Tak dipungkiri, kenaikan harga beras sangat erat kaitannya dengan mata rantai distribusi beras saat ini yang sedang tidak baik-baik saja, distribusi beras pun kini dikuasai oleh mereka yang berduit dan perusahaan yang memiliki omset besar. Perusahaan besar memainkan peran memonopoli gabah dari petani serta memainkan pola distribusi beras dari hulu hingga ke hilir, memainkan harga dan menahan pasokan beras setelah harga naik mereka baru menjualnya di pasaran. Sehingga hal ini merugikan konsumen karena mereka harus membeli beras dengan harga yang mahal.

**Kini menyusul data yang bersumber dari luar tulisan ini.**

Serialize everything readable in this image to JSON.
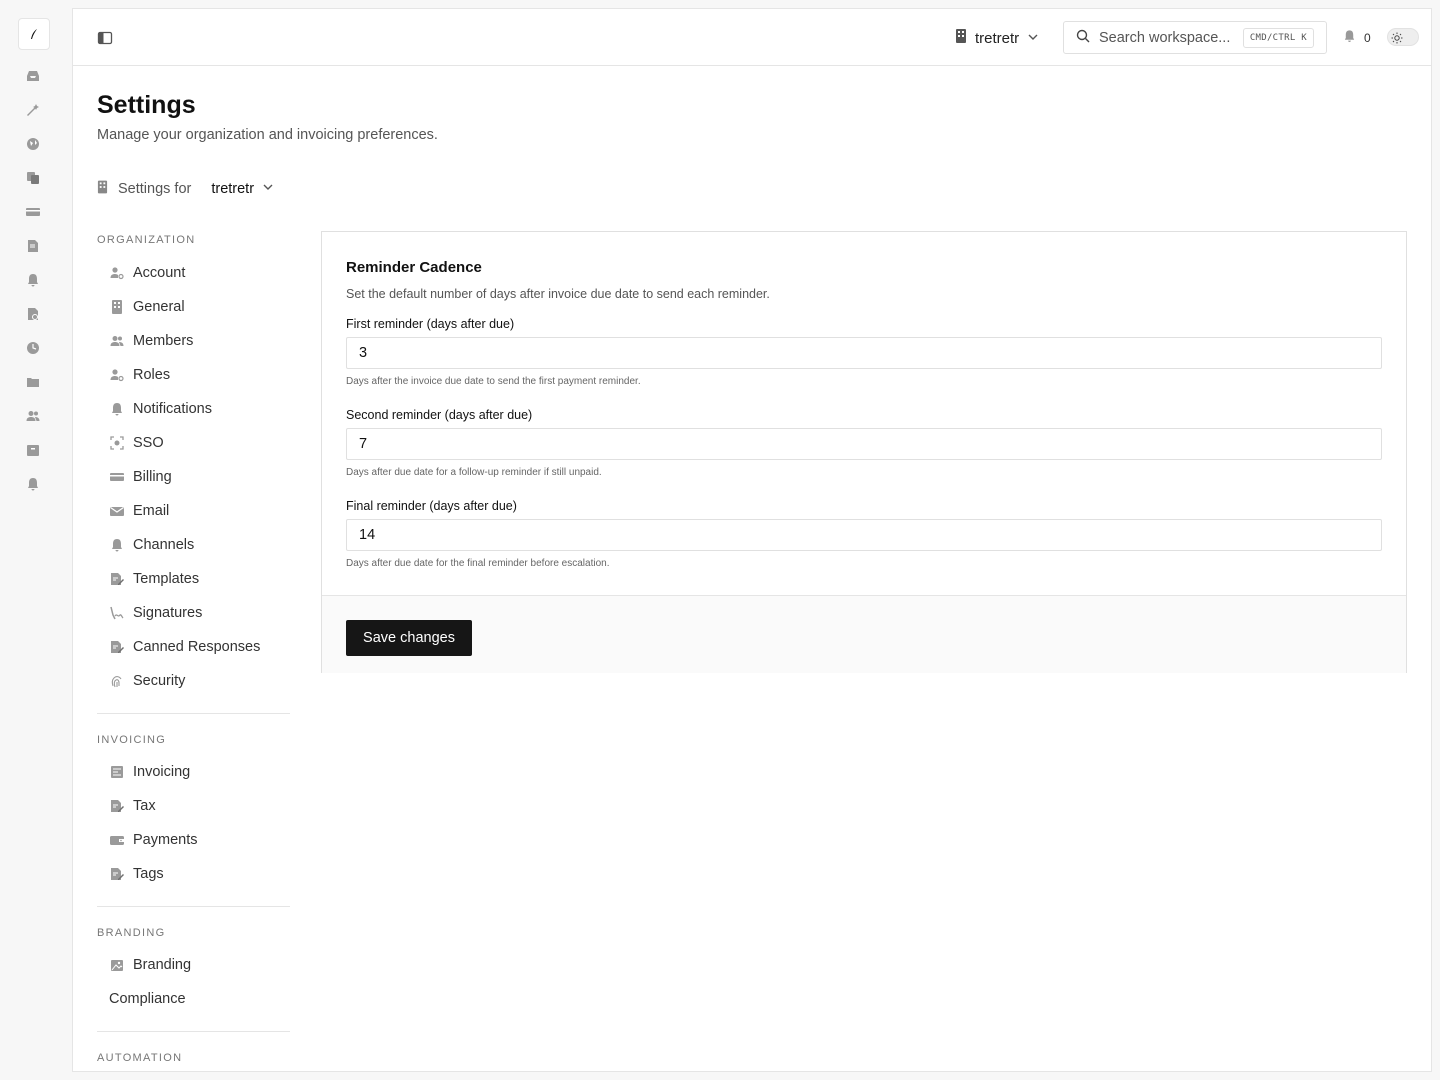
{
  "rail": {
    "icons": [
      "logo-icon",
      "inbox-icon",
      "magic-wand-icon",
      "globe-icon",
      "copy-icon",
      "credit-card-icon",
      "document-icon",
      "bell-icon",
      "document-refresh-icon",
      "clock-icon",
      "folder-icon",
      "users-icon",
      "box-icon",
      "bell-icon"
    ]
  },
  "topbar": {
    "org_name": "tretretr",
    "search_placeholder": "Search workspace...",
    "search_shortcut": "CMD/CTRL K",
    "notification_count": "0"
  },
  "page": {
    "title": "Settings",
    "subtitle": "Manage your organization and invoicing preferences.",
    "settings_for_label": "Settings for",
    "settings_for_org": "tretretr"
  },
  "nav": {
    "organization": {
      "heading": "Organization",
      "items": [
        {
          "label": "Account",
          "icon": "user-gear-icon"
        },
        {
          "label": "General",
          "icon": "building-icon"
        },
        {
          "label": "Members",
          "icon": "users-icon"
        },
        {
          "label": "Roles",
          "icon": "user-gear-icon"
        },
        {
          "label": "Notifications",
          "icon": "bell-icon"
        },
        {
          "label": "SSO",
          "icon": "scan-icon"
        },
        {
          "label": "Billing",
          "icon": "credit-card-icon"
        },
        {
          "label": "Email",
          "icon": "mail-icon"
        },
        {
          "label": "Channels",
          "icon": "bell-icon"
        },
        {
          "label": "Templates",
          "icon": "document-edit-icon"
        },
        {
          "label": "Signatures",
          "icon": "signature-icon"
        },
        {
          "label": "Canned Responses",
          "icon": "document-edit-icon"
        },
        {
          "label": "Security",
          "icon": "fingerprint-icon"
        }
      ]
    },
    "invoicing": {
      "heading": "Invoicing",
      "items": [
        {
          "label": "Invoicing",
          "icon": "receipt-icon"
        },
        {
          "label": "Tax",
          "icon": "document-edit-icon"
        },
        {
          "label": "Payments",
          "icon": "wallet-icon"
        },
        {
          "label": "Tags",
          "icon": "document-edit-icon"
        }
      ]
    },
    "branding": {
      "heading": "Branding",
      "items": [
        {
          "label": "Branding",
          "icon": "image-icon"
        },
        {
          "label": "Compliance",
          "icon": ""
        }
      ]
    },
    "automation": {
      "heading": "Automation"
    }
  },
  "card": {
    "title": "Reminder Cadence",
    "description": "Set the default number of days after invoice due date to send each reminder.",
    "fields": [
      {
        "label": "First reminder (days after due)",
        "value": "3",
        "help": "Days after the invoice due date to send the first payment reminder."
      },
      {
        "label": "Second reminder (days after due)",
        "value": "7",
        "help": "Days after due date for a follow-up reminder if still unpaid."
      },
      {
        "label": "Final reminder (days after due)",
        "value": "14",
        "help": "Days after due date for the final reminder before escalation."
      }
    ],
    "save_label": "Save changes"
  }
}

Persoalan kenaikan harga beras di negeri ini sering dikaitkan dengan perubahan iklim yang mengakibatkan produksi beras menurun, terjadi kelangkaan beras yang berimbas pada tingginya harga beras. Padahal sejatinya persoalan kenaikan harga beras erat kaitannya dengan kebijakan negara terhadap aspek produksi beras di tingkat petani dan aspek pendistribusiannya. Nyatanya, dalam sistem kapitalisme negara hanya berperan sebagai regulator dan membiarkan para petani berjuang sendiri dalam mengatasi produksi beras. Sedangkan kebijakan negara hanya berpihak kepada kepentingan korporasi yang menjadikan para petani semakin terpinggirkan.

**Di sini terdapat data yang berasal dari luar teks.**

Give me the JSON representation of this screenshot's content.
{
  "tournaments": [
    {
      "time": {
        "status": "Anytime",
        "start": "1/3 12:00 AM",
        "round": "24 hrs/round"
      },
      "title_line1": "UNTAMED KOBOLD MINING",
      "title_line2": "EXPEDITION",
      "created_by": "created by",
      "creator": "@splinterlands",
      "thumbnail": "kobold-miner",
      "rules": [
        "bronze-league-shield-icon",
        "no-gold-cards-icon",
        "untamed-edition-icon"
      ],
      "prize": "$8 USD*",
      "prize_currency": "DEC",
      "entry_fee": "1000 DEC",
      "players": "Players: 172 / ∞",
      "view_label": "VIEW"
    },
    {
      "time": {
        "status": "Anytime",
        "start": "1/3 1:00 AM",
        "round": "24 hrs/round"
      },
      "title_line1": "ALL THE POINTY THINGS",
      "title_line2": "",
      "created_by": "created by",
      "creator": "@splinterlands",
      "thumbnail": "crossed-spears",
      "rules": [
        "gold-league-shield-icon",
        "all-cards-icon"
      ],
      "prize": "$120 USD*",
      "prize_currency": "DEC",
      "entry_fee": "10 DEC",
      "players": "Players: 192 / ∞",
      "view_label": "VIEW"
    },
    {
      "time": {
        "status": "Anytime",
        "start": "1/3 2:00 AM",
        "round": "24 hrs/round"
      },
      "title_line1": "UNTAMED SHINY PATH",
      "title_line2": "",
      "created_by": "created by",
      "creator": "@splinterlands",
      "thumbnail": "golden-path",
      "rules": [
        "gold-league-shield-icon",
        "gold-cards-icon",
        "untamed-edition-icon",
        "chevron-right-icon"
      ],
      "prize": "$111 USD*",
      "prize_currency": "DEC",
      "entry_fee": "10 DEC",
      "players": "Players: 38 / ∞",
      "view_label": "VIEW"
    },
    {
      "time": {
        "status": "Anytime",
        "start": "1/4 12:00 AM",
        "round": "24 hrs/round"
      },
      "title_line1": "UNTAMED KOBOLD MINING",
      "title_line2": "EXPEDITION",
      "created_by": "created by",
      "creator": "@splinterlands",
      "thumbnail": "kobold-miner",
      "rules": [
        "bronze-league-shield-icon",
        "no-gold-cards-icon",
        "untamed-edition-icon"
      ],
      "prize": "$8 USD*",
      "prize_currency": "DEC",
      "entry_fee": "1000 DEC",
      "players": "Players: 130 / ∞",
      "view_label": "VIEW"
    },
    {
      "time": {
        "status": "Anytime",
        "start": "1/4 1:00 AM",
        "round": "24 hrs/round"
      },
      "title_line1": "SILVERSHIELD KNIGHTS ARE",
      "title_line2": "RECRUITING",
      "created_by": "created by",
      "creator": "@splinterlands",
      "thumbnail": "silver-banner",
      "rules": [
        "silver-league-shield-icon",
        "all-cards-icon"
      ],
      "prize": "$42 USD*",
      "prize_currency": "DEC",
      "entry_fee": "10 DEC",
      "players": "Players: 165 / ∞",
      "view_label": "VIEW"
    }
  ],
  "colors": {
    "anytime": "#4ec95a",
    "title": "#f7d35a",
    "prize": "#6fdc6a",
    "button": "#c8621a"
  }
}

Sementara dari sisi lahan, lahan pertanian semakin sempit akibat adanya alih fungsi lahan baik yang dilakukan oleh negara untuk proyek pembangunan ala kapitalis dan memperluas area kekuasaannya.

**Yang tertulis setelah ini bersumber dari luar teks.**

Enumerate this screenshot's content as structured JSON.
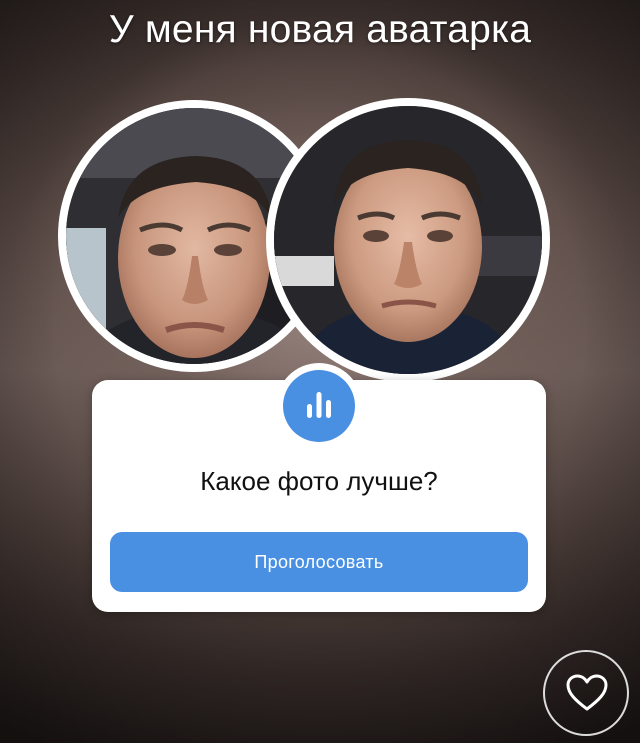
{
  "headline": "У меня новая аватарка",
  "avatars": [
    {
      "icon": "profile-photo-old"
    },
    {
      "icon": "profile-photo-new"
    }
  ],
  "poll": {
    "icon": "poll-chart-icon",
    "question": "Какое фото лучше?",
    "vote_label": "Проголосовать",
    "accent_color": "#4a90e2"
  },
  "like": {
    "icon": "heart-icon"
  }
}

Ditambah lagi keterbatasan sarana produksi pertanian semakin memperburuk keadaan, mulai dari persoalan harga benih/ bibit yang mahal hingga persoalan subsidi pupuk yang semakin berkurang. Sementara negara memberi keleluasaan bagi swasta untuk menguasai produksi pupuk dan benih padi yang berimbas pada tingginya harga pupuk dan benih.
Dalam kehidupan sehari-hari, beras merupakan bahan pokok yang keberadaannya harus dijaga stok dan kestabilan harganya sehingga seluruh lapisan masyarakat dapat menikmati dan mengaksesnya dengan mudah. Namun pengelolaan beras ala kapitalisme liberalisme baik di hulu maupun di hilir meniscayakan pemenuhan kebutuhan dapat terwujud, harga beras mengalami fluktuasi yang semakin menyengsarakan rakyat.
Pengelolaan Beras Dalam Islam
Hal berbeda akan kita jumpai dalam pengelolaan bahan pokok termasuk beras dalam negara yang mengemban dan menerapkan sistem Islam. Beras merupakan komoditas strategis yang keberadaannya wajib dikelola oleh negara baik produksi maupun distribusinya, Islam menganggap pemenuhan kebutuhan masyarakat maupun individu merupakan kewajiban negara. Hal ini dilakukan dengan mewujudkan ketahanan pangan yakni adanya jaminan pemenuhan kebutuhan pokok pangan yang dapat dinikmati oleh seluruh masyarakat, dengan pengadaan harga pangan yang dapat dijangkau oleh seluruh masyarakat.
Selain itu, negara memastikan mata rantai pendistribusian beras dengan baik dan benar sehingga tidak ada lagi monopoli penimbunan serta praktek bisnis yang menyalahi pendistribusiannya. Politik ekonomi Islam menjamin seluruh kebutuhan pokok rakyat dan pemenuhannya tak terkecuali persoalan kebutuhan pangan.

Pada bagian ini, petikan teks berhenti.